Further Question: How often do anomalies appear as sample sizes increases or more samples are added?
make_samples_and_summarise <- function(df_in, sample_frac, n_samples, seed = 123) {
set.seed(seed)
df_samples <- tibble()
for (sample_i in 1:n_samples) {
df_i <-
df_in |>
sample_n(size = round(sample_frac * nrow(df_in)), replace = TRUE) |>
mutate(sample_num = sample_i, sample_frac = sample_frac)
df_samples <- bind_rows(df_samples, df_i)
}
summary <-
df_samples |>
group_by(sample_frac, sample_num) |>
summarise(
n_players = n(),
mean_fga_3p = mean(fga_3p, na.rm = TRUE),
median_fga_3p = median(fga_3p, na.rm = TRUE),
sd_fga_3p = sd(fga_3p, na.rm = TRUE),
.groups = "drop"
)
list(samples = df_samples, summary = summary)
}
res_10 <- make_samples_and_summarise(df, 0.10, n_samples = 3, seed = 123)
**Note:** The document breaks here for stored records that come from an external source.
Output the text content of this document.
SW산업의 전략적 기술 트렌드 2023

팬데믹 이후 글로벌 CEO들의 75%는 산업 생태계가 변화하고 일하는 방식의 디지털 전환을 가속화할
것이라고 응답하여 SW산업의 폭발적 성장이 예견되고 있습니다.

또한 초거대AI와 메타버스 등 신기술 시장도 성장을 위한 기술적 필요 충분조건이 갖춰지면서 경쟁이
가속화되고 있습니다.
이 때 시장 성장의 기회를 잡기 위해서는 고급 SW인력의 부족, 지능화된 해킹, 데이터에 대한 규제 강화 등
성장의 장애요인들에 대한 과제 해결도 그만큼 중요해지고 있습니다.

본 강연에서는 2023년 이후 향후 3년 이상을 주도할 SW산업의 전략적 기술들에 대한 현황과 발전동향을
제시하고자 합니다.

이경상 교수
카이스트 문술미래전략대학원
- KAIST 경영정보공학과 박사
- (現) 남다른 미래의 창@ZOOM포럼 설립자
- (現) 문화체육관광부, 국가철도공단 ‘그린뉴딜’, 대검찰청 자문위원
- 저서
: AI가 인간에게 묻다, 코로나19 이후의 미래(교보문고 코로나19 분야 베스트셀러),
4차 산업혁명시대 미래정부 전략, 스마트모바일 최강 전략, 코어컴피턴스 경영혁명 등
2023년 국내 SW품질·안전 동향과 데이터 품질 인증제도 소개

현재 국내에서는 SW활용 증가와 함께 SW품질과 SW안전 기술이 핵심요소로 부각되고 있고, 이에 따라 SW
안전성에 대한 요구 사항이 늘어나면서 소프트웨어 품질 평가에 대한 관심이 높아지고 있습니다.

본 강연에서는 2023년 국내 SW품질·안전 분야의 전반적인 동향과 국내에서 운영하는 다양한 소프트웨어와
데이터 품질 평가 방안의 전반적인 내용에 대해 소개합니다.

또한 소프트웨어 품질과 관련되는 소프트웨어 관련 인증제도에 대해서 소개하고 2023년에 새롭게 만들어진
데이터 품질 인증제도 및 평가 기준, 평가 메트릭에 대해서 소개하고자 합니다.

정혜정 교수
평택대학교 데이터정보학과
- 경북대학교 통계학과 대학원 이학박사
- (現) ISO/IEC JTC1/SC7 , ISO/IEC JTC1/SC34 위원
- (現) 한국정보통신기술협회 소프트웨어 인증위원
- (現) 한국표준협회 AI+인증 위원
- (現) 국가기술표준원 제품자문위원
res_25 <- make_samples_and_summarise(df, 0.25, n_samples = 3, seed = 123)
res_75 <- make_samples_and_summarise(df, 0.75, n_samples = 3, seed = 123)
compare_summary <-
bind_rows(res_10$summary, res_25$summary, res_75$summary) |>
arrange(sample_frac, sample_num)
compare_summary |>
print(n = Inf)
## # A tibble: 9 × 6
## sample_frac sample_num n_players mean_fga_3p median_fga_3p sd_fga_3p
## <dbl> <int> <int> <dbl> <dbl> <dbl>
## 1 0.1 1 326 0.400 0.418 0.224
## 2 0.1 2 326 0.417 0.424 0.209
## 3 0.1 3 326 0.377 0.397 0.220
## 4 0.25 1 814 0.405 0.417 0.218
## 5 0.25 2 814 0.398 0.404 0.217
## 6 0.25 3 814 0.415 0.442 0.230
## 7 0.75 1 2443 0.406 0.419 0.222
## 8 0.75 2 2443 0.399 0.409 0.225
## 9 0.75 3 2443 0.395 0.403 0.228
As sample size increases 10% sample shows the widest spread in mean and median FGA_3P while 75% converges tightly around the league averages reducing uncertainty and minimize influence of extreme cases.
Further Question: At what percentile do estimates stabilize enough for decision-making?